Research on revenue cycle management shows that a healthy collection rate for PT practices should be 95% or higher. So, if you’re collecting less than this, you’re losing money unnecessarily.
Additionally, research reveals that providers across the healthcare industry fail to collect 2 to 5% of net patient revenue due to inefficient billing processes. This might sound small, but if you earn $500,000 annually, that’s $10,000 to $25,000 left on the table every year.
Physical Therapy Billing Options: In-House vs Outsourcing
Now that we’ve talked through the warning signs, let’s explore your solutions. It primarily comes down to two approaches: managing everything in-house or outsourcing to a company that handles physical therapy billing services.
The Advantages of In-House Billing
When you handle billing internally, you benefit from:
- Instant access to all of your financial data. By staying in-house, you’ll have immediate visibility into all your billing information without waiting for third-party reports.
- Direct control over every claim. Your team can address issues immediately with claims as they arise.
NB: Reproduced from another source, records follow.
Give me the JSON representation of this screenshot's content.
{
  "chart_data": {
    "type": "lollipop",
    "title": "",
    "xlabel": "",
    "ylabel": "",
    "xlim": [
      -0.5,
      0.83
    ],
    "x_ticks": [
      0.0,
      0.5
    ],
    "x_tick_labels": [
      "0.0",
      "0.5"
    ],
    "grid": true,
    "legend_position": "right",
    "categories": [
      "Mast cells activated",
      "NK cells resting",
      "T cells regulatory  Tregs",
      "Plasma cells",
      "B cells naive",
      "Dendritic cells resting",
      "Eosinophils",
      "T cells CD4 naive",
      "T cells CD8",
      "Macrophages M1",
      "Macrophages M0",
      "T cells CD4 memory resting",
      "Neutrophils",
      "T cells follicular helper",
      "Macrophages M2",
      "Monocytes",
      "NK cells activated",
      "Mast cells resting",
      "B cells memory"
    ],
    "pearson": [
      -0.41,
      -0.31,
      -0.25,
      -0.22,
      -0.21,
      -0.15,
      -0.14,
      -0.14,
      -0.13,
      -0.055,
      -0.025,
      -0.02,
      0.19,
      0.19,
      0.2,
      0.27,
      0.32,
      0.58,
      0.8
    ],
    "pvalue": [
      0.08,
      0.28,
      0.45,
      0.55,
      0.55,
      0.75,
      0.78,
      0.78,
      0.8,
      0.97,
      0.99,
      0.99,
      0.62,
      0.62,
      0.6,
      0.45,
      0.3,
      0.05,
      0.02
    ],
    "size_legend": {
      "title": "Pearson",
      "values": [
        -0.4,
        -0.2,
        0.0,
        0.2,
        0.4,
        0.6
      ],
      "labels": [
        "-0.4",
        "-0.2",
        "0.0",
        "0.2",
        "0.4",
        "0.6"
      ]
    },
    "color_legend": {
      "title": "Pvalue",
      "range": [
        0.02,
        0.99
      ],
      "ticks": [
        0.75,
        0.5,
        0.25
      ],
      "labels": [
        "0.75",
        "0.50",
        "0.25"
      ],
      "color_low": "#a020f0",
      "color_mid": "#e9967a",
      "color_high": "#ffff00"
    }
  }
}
- Better patient relationships. Since your staff knows your patients personally, they can have more clear and empathetic billing conversations.
The Disadvantages of In-House Billing
However, in-house billing without the right systems can present challenges, such as:
- Staffing requirements. You’d need to hire, train, and retain qualified personnel to handle billing functions.
- Learning curve. Your staff will need time to develop expertise across different payers and scenarios. There are robust practice management tools are available that can help accelerate this process.
- Technology investment. Businesses will need comprehensive practice management software with integrated billing, real-time reporting, and automated workflows.
The Advantages of Outsourcing
Professional billing services also offer several benefits.
- Specialized expertise: Third party billing companies often have teams of certified billers who are current on Medicare updates, the 8-minute rule, and complex payer policies.
- Automatic scalability: You can adjust the resources you use as your practice grows very quickly.
- Higher collection rates: By working with experts, practices should achieve collection rates of 96-98%.
The Disadvantages of Outsourcing
Although they have some attractive perks, outsourcing may also come with trade-offs.
- Less direct control: You must rely on reports rather than real-time oversight of your PT clinics’ billing process.
- Communication delays: Questions and answers are received and sent via email or call instead of in-person responses.
- Service fees: Some agencies want a percentage of collections or flat monthly fees, which can get expensive for higher-revenue practices.
Take Control of Your Physical Therapy Billing
Proper billing is a big deal, and not just for the reason you might think. Sure, efficient billing can help you get paid on time, but it goes beyond that. Having a financially stable practice lets you focus your time on patient care.
If you’ve recognized any of these warning signs in your practice, it’s the perfect time to take action. Carefully assess your current billing performance, determine whether your current approach is truly working, and recognize that there are modern EHR systems and other resources designed to overcome these common billing challenges.